Eventually, the two tall Westons rejoined them. 'Do you need the letter as well?' asked Raymond.
'No,' said Mackie. 'Not just now anyway. I don't think for a moment that there'll be any prints on that other than your mum's. The envelope's all we need.'
'But,' the young man demanded, 'if Mum didn't post it herself, then who did? Did she give it to her secretary?'
The detectives looked at each other. Almost imperceptibly, Mackie nodded. 'No,' said Rose. 'We know that your mother wrote the letter only a few hours before she died.
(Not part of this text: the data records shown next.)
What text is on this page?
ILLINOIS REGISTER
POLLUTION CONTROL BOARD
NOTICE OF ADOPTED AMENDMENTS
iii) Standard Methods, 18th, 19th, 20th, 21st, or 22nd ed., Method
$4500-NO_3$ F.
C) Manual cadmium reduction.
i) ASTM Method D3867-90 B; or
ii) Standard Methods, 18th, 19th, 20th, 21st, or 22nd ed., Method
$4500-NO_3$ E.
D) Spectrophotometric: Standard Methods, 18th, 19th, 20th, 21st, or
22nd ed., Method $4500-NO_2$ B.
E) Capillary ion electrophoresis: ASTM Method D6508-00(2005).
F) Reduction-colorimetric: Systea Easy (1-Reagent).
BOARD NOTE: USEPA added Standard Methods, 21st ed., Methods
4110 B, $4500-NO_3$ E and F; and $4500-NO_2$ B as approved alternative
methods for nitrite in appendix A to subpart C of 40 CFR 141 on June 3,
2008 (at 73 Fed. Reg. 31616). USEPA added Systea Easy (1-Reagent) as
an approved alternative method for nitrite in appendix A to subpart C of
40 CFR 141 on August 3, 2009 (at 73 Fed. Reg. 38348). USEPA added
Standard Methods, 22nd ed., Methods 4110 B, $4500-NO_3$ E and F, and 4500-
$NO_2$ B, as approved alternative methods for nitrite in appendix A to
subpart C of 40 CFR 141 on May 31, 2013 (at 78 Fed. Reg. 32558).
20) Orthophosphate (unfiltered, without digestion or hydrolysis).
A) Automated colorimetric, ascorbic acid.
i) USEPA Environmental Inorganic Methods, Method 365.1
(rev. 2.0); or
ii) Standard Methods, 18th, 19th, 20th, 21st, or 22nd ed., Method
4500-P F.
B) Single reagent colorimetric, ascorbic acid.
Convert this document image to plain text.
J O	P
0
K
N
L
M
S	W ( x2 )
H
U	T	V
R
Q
We believe that it was posted next day, by the person who helped her end her life.'
'That's what all this is about?' Raymond Weston exclaimed.
'Someone killed my mum?'
Rose replied simply. 'Yes.'
'But that's not right!' the young man shouted. 'It should have been me. Or Dad. Dad, why didn't you help her?'
'Believe me son,' said Nolan, quietly. 'If she had asked me to, I would have. But she loved both of us too much ever to have involved us.'
'Ray,' asked Mackie, briskly, 'does the name Deacey — that's D-E-A-C-E-Y — mean anything to you?'
'Deacey? Never heard of him? Why? Was it him?'
'We don't know that. We just need to find him, that's all. Professor, does the name mean anything to you?
Weston dropped his eyes and shook his head. 'The third arrow, I guess,' he murmured, sadly, Avril's presence forgotten completely.